Automated grass quality and quantity measurement techniques are becoming increasingly important in the quest to enhance grassland management. Therefore, the focus of this project was to develop and enable intelligent systems that will apply precision management to whole farm grassland and grazing systems. The goal was to optimize grass quality, utilization efficiency, and ultimately profitability, with minimal labour requirement and maximum objectivity. To precisely allocate to the cow herd the absolutely correct area of grass, it is necessary to have an accurate measure of grass quantity as well as quality.

The project team set out to evaluate three different technologies under Swiss conditions. For grass quantity measurements, the Grasshopper® G2 (TrueNorth Technologies, Shannon, Ireland) was included into the investigation. For grass quantity and quality measurements, we focused on multispectral imagery collected by an unmanned aerial vehicle (Parrot Sequoia, Parrot SA, Paris, France; DJI Phantom 4 Pro+ Drone, DJI, Shenzhen, China) and the HarvestLabTM 3000 (Deere & Company, Moline, Illinois, USA). As an add-on, the laboratory NIR System NIRFlex N-500 (Büchi Labortechnik AG, Flawil, Switzerland) was also included in the evaluation. As gold standard wet-chemical analysis was chosen.

The evaluation took place on six different locations across Central Switzerland, simulating grass height for grazing as well as silage cuts at 5 different points in time across the vegetation period. The grass quality measure were defined as % dry matter (DM)  % crude protein (CP), % crude fibre, % ADF and NDF as well as % ashes.
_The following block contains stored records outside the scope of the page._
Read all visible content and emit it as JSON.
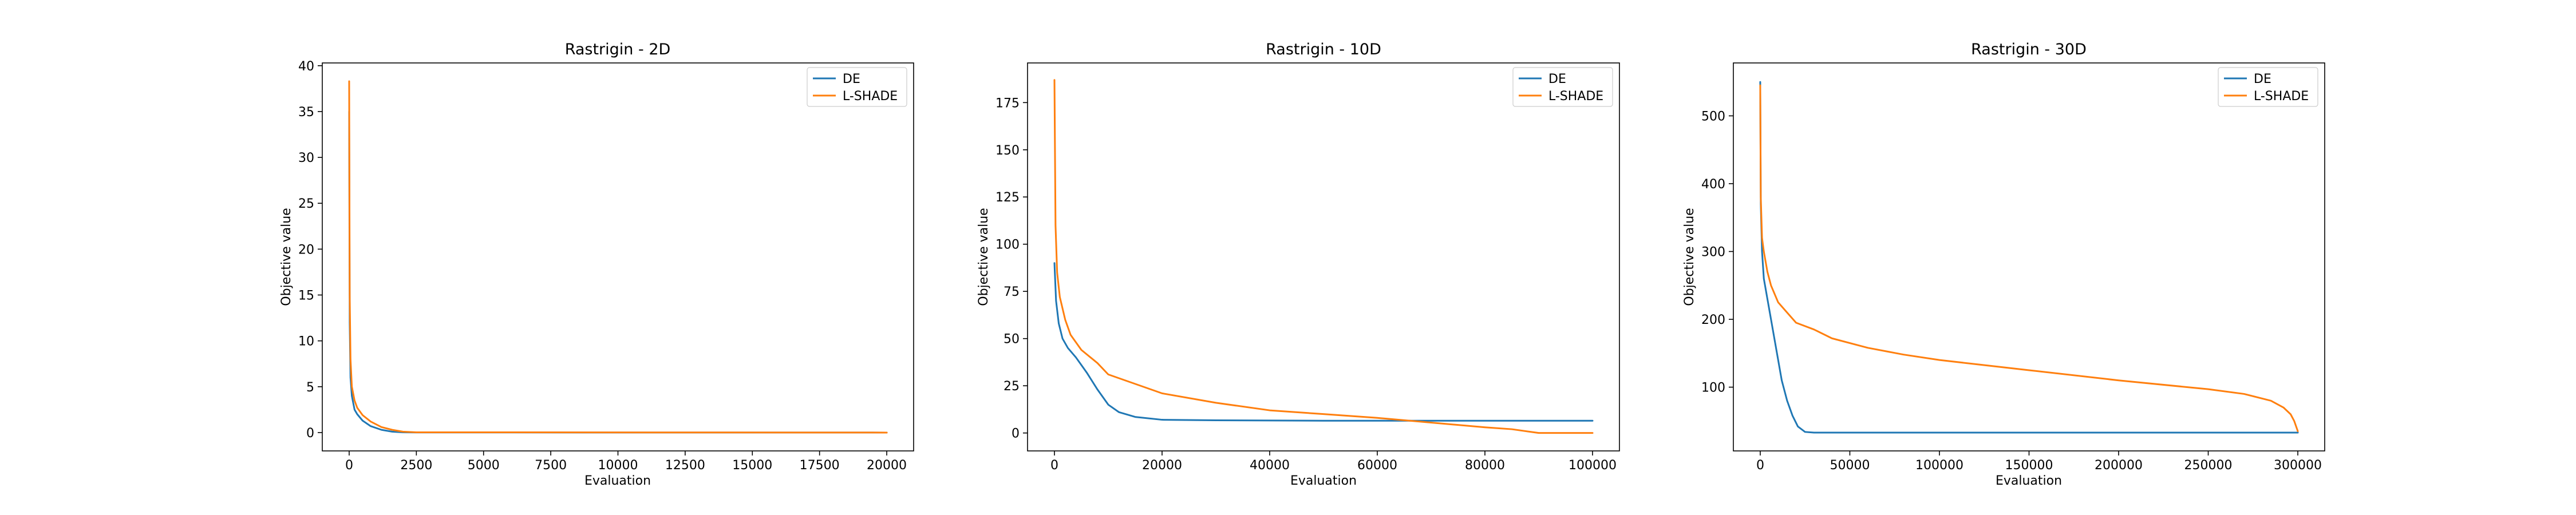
{
  "colors": {
    "DE": "#1f77b4",
    "L-SHADE": "#ff7f0e"
  },
  "chart_data": [
    {
      "type": "line",
      "title": "Rastrigin - 2D",
      "xlabel": "Evaluation",
      "ylabel": "Objective value",
      "xlim": [
        -1000,
        21000
      ],
      "ylim": [
        -2,
        40.3
      ],
      "xticks": [
        0,
        2500,
        5000,
        7500,
        10000,
        12500,
        15000,
        17500,
        20000
      ],
      "yticks": [
        0,
        5,
        10,
        15,
        20,
        25,
        30,
        35,
        40
      ],
      "legend": "top-right",
      "series": [
        {
          "name": "DE",
          "x": [
            0,
            20,
            50,
            100,
            200,
            300,
            500,
            800,
            1200,
            1600,
            2000,
            2500,
            20000
          ],
          "y": [
            35,
            12,
            6,
            4,
            2.5,
            2,
            1.3,
            0.7,
            0.3,
            0.1,
            0.03,
            0.01,
            0.0
          ]
        },
        {
          "name": "L-SHADE",
          "x": [
            0,
            20,
            50,
            100,
            200,
            300,
            500,
            800,
            1200,
            1600,
            2000,
            2500,
            20000
          ],
          "y": [
            38.3,
            15,
            8,
            5,
            3.5,
            2.7,
            1.9,
            1.2,
            0.6,
            0.3,
            0.1,
            0.03,
            0.0
          ]
        }
      ]
    },
    {
      "type": "line",
      "title": "Rastrigin - 10D",
      "xlabel": "Evaluation",
      "ylabel": "Objective value",
      "xlim": [
        -5000,
        105000
      ],
      "ylim": [
        -9.5,
        196
      ],
      "xticks": [
        0,
        20000,
        40000,
        60000,
        80000,
        100000
      ],
      "yticks": [
        0,
        25,
        50,
        75,
        100,
        125,
        150,
        175
      ],
      "legend": "top-right",
      "series": [
        {
          "name": "DE",
          "x": [
            0,
            300,
            800,
            1500,
            2500,
            4000,
            6000,
            8000,
            10000,
            12000,
            15000,
            20000,
            30000,
            50000,
            100000
          ],
          "y": [
            90,
            70,
            58,
            50,
            45,
            40,
            32,
            23,
            15,
            11,
            8.5,
            7,
            6.7,
            6.5,
            6.5
          ]
        },
        {
          "name": "L-SHADE",
          "x": [
            0,
            200,
            500,
            1000,
            2000,
            3000,
            5000,
            8000,
            10000,
            15000,
            20000,
            30000,
            40000,
            50000,
            60000,
            70000,
            80000,
            85000,
            90000,
            100000
          ],
          "y": [
            187,
            110,
            85,
            72,
            60,
            52,
            44,
            37,
            31,
            26,
            21,
            16,
            12,
            10,
            8,
            5.5,
            3,
            2,
            0,
            0
          ]
        }
      ]
    },
    {
      "type": "line",
      "title": "Rastrigin - 30D",
      "xlabel": "Evaluation",
      "ylabel": "Objective value",
      "xlim": [
        -15000,
        315000
      ],
      "ylim": [
        6,
        578
      ],
      "xticks": [
        0,
        50000,
        100000,
        150000,
        200000,
        250000,
        300000
      ],
      "yticks": [
        100,
        200,
        300,
        400,
        500
      ],
      "legend": "top-right",
      "series": [
        {
          "name": "DE",
          "x": [
            0,
            300,
            1000,
            2000,
            4000,
            6000,
            8000,
            10000,
            12000,
            15000,
            18000,
            21000,
            25000,
            30000,
            300000
          ],
          "y": [
            550,
            370,
            300,
            260,
            230,
            200,
            170,
            140,
            110,
            80,
            58,
            42,
            34,
            33,
            33
          ]
        },
        {
          "name": "L-SHADE",
          "x": [
            0,
            300,
            1000,
            2000,
            4000,
            6000,
            10000,
            15000,
            20000,
            30000,
            40000,
            60000,
            80000,
            100000,
            150000,
            200000,
            250000,
            270000,
            285000,
            292000,
            296000,
            298000,
            300000
          ],
          "y": [
            545,
            380,
            320,
            300,
            270,
            250,
            225,
            210,
            195,
            185,
            172,
            158,
            148,
            140,
            125,
            110,
            97,
            90,
            80,
            70,
            60,
            50,
            35
          ]
        }
      ]
    }
  ]
}
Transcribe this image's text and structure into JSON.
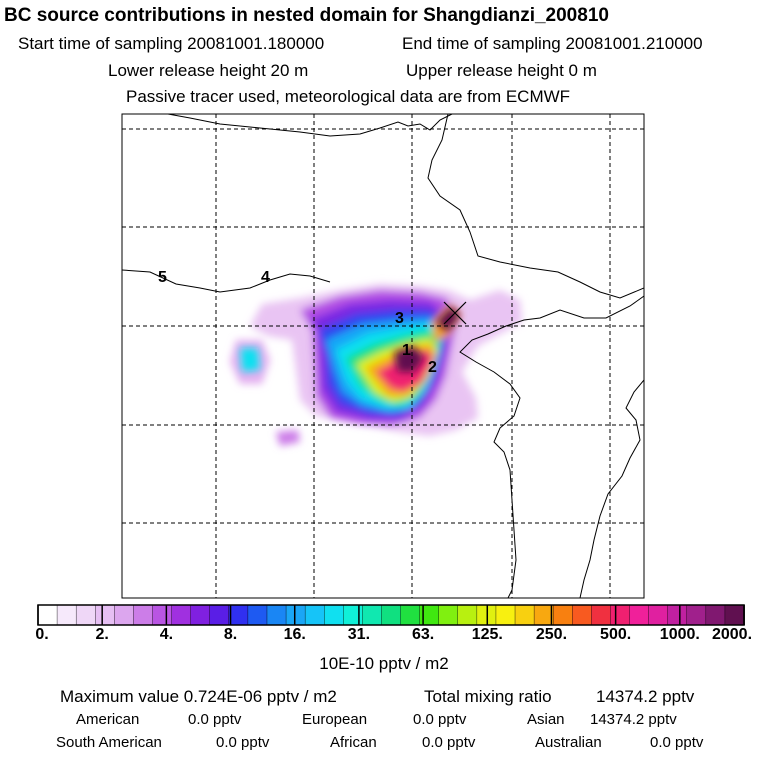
{
  "header": {
    "title": "BC  source contributions in nested domain for Shangdianzi_200810",
    "start_label": "Start time of sampling 20081001.180000",
    "end_label": "End time of sampling 20081001.210000",
    "lower_label": "Lower release height   20 m",
    "upper_label": "Upper release height    0 m",
    "tracer_label": "Passive tracer used, meteorological data are from ECMWF"
  },
  "map": {
    "region_labels": [
      "1",
      "2",
      "3",
      "4",
      "5"
    ],
    "receptor_marker": "x-marker"
  },
  "colorbar": {
    "colors": [
      "#ffffff",
      "#f6e9fb",
      "#efd7f7",
      "#e6bff3",
      "#dca6ee",
      "#cc7de8",
      "#b955e3",
      "#a030e0",
      "#8020e0",
      "#5a1ee6",
      "#3030f0",
      "#1e5af2",
      "#1a86f4",
      "#1aa6f6",
      "#16c4f8",
      "#10e0f0",
      "#10f0d8",
      "#10e8b0",
      "#10e080",
      "#20e040",
      "#40e810",
      "#80f010",
      "#b8f010",
      "#e0f010",
      "#f8f010",
      "#f8d010",
      "#f8a810",
      "#f88010",
      "#f85a20",
      "#f03040",
      "#f02070",
      "#f0209a",
      "#e020a0",
      "#c020a0",
      "#a0208c",
      "#801870",
      "#601050"
    ],
    "labels": [
      "0.",
      "2.",
      "4.",
      "8.",
      "16.",
      "31.",
      "63.",
      "125.",
      "250.",
      "500.",
      "1000.",
      "2000."
    ],
    "unit": "10E-10 pptv / m2"
  },
  "stats": {
    "max_label": "Maximum value  0.724E-06 pptv / m2",
    "total_label": "Total mixing ratio",
    "total_value": "14374.2 pptv",
    "american_label": "American",
    "american_value": "0.0 pptv",
    "european_label": "European",
    "european_value": "0.0 pptv",
    "asian_label": "Asian",
    "asian_value": "14374.2 pptv",
    "south_american_label": "South American",
    "south_american_value": "0.0 pptv",
    "african_label": "African",
    "african_value": "0.0 pptv",
    "australian_label": "Australian",
    "australian_value": "0.0 pptv"
  }
}
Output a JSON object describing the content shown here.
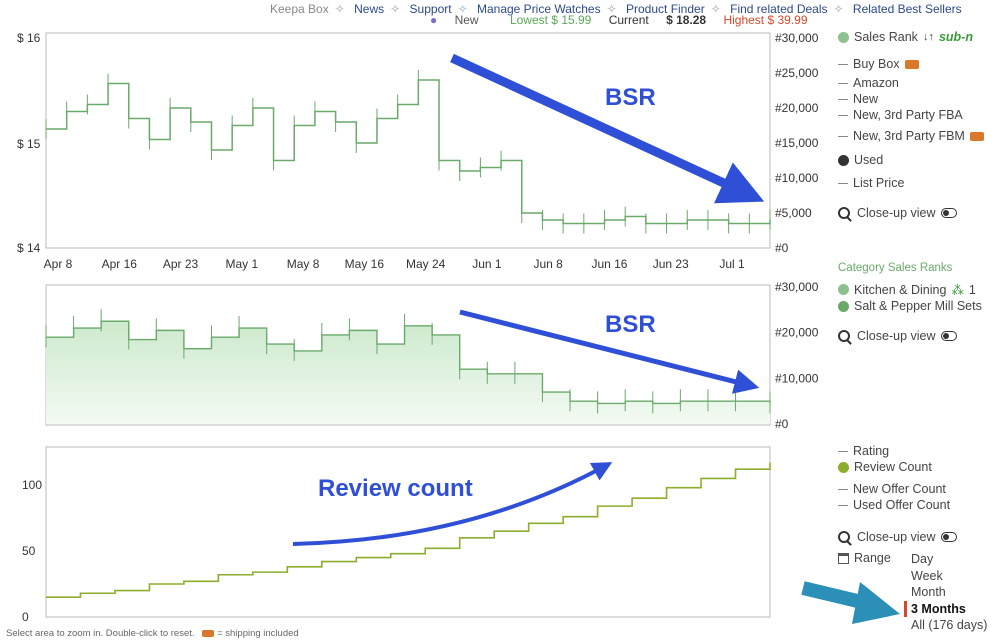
{
  "nav": {
    "keepa_box": "Keepa Box",
    "news": "News",
    "support": "Support",
    "price_watches": "Manage Price Watches",
    "product_finder": "Product Finder",
    "related_deals": "Find related Deals",
    "related_sellers": "Related Best Sellers"
  },
  "prices": {
    "new": "New",
    "lowest": "Lowest $ 15.99",
    "current_label": "Current",
    "current": "$ 18.28",
    "highest": "Highest $ 39.99"
  },
  "legend1": {
    "sales_rank": "Sales Rank",
    "sales_rank_suffix": "sub-n",
    "buy_box": "Buy Box",
    "amazon": "Amazon",
    "new": "New",
    "new_fba": "New, 3rd Party FBA",
    "new_fbm": "New, 3rd Party FBM",
    "used": "Used",
    "list_price": "List Price",
    "closeup": "Close-up view"
  },
  "legend2": {
    "heading": "Category Sales Ranks",
    "cat1": "Kitchen & Dining",
    "cat1_rank": "1",
    "cat2": "Salt & Pepper Mill Sets",
    "closeup": "Close-up view"
  },
  "legend3": {
    "rating": "Rating",
    "review_count": "Review Count",
    "new_offer": "New Offer Count",
    "used_offer": "Used Offer Count",
    "closeup": "Close-up view",
    "range_label": "Range",
    "range_options": [
      "Day",
      "Week",
      "Month",
      "3 Months",
      "All (176 days)"
    ]
  },
  "footer": {
    "hint": "Select area to zoom in. Double-click to reset.",
    "shipping": "= shipping included"
  },
  "colors": {
    "rank_green": "#6aaa6a",
    "rank_fill": "#d9efd9",
    "review_green": "#8cae2c",
    "annotation_blue": "#2f4fd6",
    "callout_teal": "#2b8fb8",
    "lowest": "#5aa85a",
    "highest": "#d9472a"
  },
  "chart_data": [
    {
      "type": "line",
      "name": "sales-rank-and-price",
      "x_ticks": [
        "Apr 8",
        "Apr 16",
        "Apr 23",
        "May 1",
        "May 8",
        "May 16",
        "May 24",
        "Jun 1",
        "Jun 8",
        "Jun 16",
        "Jun 23",
        "Jul 1"
      ],
      "y_left_ticks": [
        "$ 14",
        "$ 15",
        "$ 16"
      ],
      "ylim_left": [
        14,
        16
      ],
      "y_right_ticks": [
        "#0",
        "#5,000",
        "#10,000",
        "#15,000",
        "#20,000",
        "#25,000",
        "#30,000"
      ],
      "ylim_right": [
        0,
        30000
      ],
      "series": [
        {
          "x_days": [
            0,
            3,
            6,
            9,
            12,
            15,
            18,
            21,
            24,
            27,
            30,
            33,
            36,
            39,
            42,
            45,
            48,
            51,
            54,
            57,
            60,
            63,
            66,
            69,
            72,
            75,
            78,
            81,
            84,
            87,
            90,
            93,
            96,
            99,
            102,
            105
          ],
          "values": [
            17000,
            19500,
            20500,
            23500,
            18500,
            15500,
            20000,
            18000,
            14000,
            17500,
            20000,
            12500,
            17500,
            19500,
            18000,
            15000,
            18500,
            20500,
            24000,
            12500,
            11000,
            11500,
            12500,
            5000,
            4000,
            3500,
            3500,
            4000,
            4500,
            3500,
            3500,
            4000,
            4000,
            3500,
            3500,
            4000
          ]
        }
      ],
      "annotation": "BSR"
    },
    {
      "type": "area",
      "name": "category-sales-ranks",
      "x_ticks": [],
      "y_right_ticks": [
        "#0",
        "#10,000",
        "#20,000",
        "#30,000"
      ],
      "ylim_right": [
        0,
        30000
      ],
      "series": [
        {
          "x_days": [
            0,
            4,
            8,
            12,
            16,
            20,
            24,
            28,
            32,
            36,
            40,
            44,
            48,
            52,
            56,
            60,
            64,
            68,
            72,
            76,
            80,
            84,
            88,
            92,
            96,
            100,
            105
          ],
          "values": [
            19000,
            21000,
            22500,
            18500,
            20500,
            16500,
            19000,
            21000,
            17500,
            16000,
            19500,
            20500,
            17500,
            21500,
            19500,
            12000,
            11000,
            11000,
            7000,
            5000,
            4500,
            5000,
            4500,
            5000,
            5000,
            5000,
            4500
          ]
        }
      ],
      "annotation": "BSR"
    },
    {
      "type": "line",
      "name": "review-count",
      "x_ticks": [],
      "y_left_ticks": [
        "0",
        "50",
        "100"
      ],
      "ylim_left": [
        0,
        125
      ],
      "series": [
        {
          "x_days": [
            0,
            5,
            10,
            15,
            20,
            25,
            30,
            35,
            40,
            45,
            50,
            55,
            60,
            65,
            70,
            75,
            80,
            85,
            90,
            95,
            100,
            105
          ],
          "values": [
            15,
            18,
            20,
            25,
            27,
            32,
            34,
            38,
            42,
            45,
            48,
            52,
            60,
            65,
            71,
            76,
            84,
            90,
            98,
            105,
            112,
            117
          ]
        }
      ],
      "annotation": "Review count"
    }
  ]
}
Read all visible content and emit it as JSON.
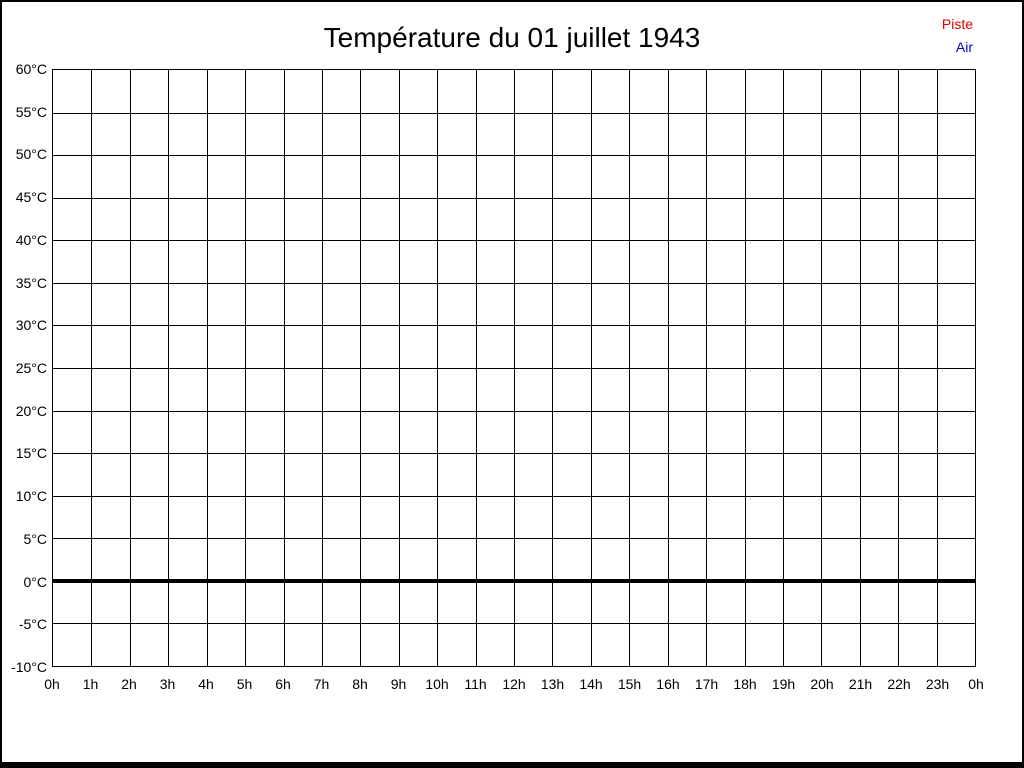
{
  "window": {
    "background": "#ffffff",
    "border_color": "#000000"
  },
  "chart_data": {
    "type": "line",
    "title": "Température du 01 juillet 1943",
    "xlabel": "",
    "ylabel": "",
    "x_ticks": [
      "0h",
      "1h",
      "2h",
      "3h",
      "4h",
      "5h",
      "6h",
      "7h",
      "8h",
      "9h",
      "10h",
      "11h",
      "12h",
      "13h",
      "14h",
      "15h",
      "16h",
      "17h",
      "18h",
      "19h",
      "20h",
      "21h",
      "22h",
      "23h",
      "0h"
    ],
    "y_ticks": [
      "60°C",
      "55°C",
      "50°C",
      "45°C",
      "40°C",
      "35°C",
      "30°C",
      "25°C",
      "20°C",
      "15°C",
      "10°C",
      "5°C",
      "0°C",
      "-5°C",
      "-10°C"
    ],
    "y_values": [
      60,
      55,
      50,
      45,
      40,
      35,
      30,
      25,
      20,
      15,
      10,
      5,
      0,
      -5,
      -10
    ],
    "ylim": [
      -10,
      60
    ],
    "xlim_hours": [
      0,
      24
    ],
    "grid": true,
    "grid_color": "#000000",
    "legend_position": "top-right",
    "series": [
      {
        "name": "Piste",
        "color": "#dd0000",
        "values": []
      },
      {
        "name": "Air",
        "color": "#0000cd",
        "values": []
      }
    ],
    "zero_line": {
      "value": 0,
      "emphasized": true,
      "color": "#000000"
    }
  }
}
In conclusion, none of the smart technologies are currently accurate enough for herbage quantity or quality estimations. However, NIRS as a technology can be very accurate when used under laboratory conditions. Therefore, more research needs to be done how to enable the technology to be used under practical conditions with suitable accuracy. It was also found that dry matter was the parameter easiest to estimate. However, due to the diversity of Swiss grasslands, a more specific approach for algorithms needs to be adapted. Therefore, further work will be conducted at Agroscope to develop the drone approach further for Swiss farmers. Furthermore, as the study identified that the standard algorithms used by the Grasshopper® system is not suitable for multispecies grasslands, we started a project in collaboration with the University of Hohenheim (Stuttgart, Germany) and the LAZBW (Aulendorf, Germany) to develop separate algorithms for Switzerland and South Germany collected during divers field experiments in 2018 and 2019. The developer of the Grasshopper® system is willing to add those algorithms to the Grasshopper App to make it a suitable decision support tool for our regions.

Umsetzung und Anwendungen
(Englisch)
Various methodologies are in place to determine grass quality, including automated data capture. However, it is not yet possible to accurately predict the grass quality measures of DM, OMD and CP instantaneously. This objective will be explored through two alternative techniques. A ground based technique will involve using NIRS sensors to generate grass quality data, which will be integrated with grass height data, thus enabling accurate and immediate decisions to be made on grass allocation and site specific fertilizer application management. This combined data will subsequently be fed into a web-based decision support tool whose function is whole farm grassland management, in order to heighten the accuracy and precision of that management. The second technique will use the methodologies of satellite Remote Sensing and unmanned aircraft systems, also known as drones, to collect multispectral and hyperspectral data, which will then be modeled and analysed in order to produce information outputs in the form of maps and images. These outputs will incorporate grass quantity and quality measures and will be made available through a newly developed Smartphone App, from which grassland management decisions can be made.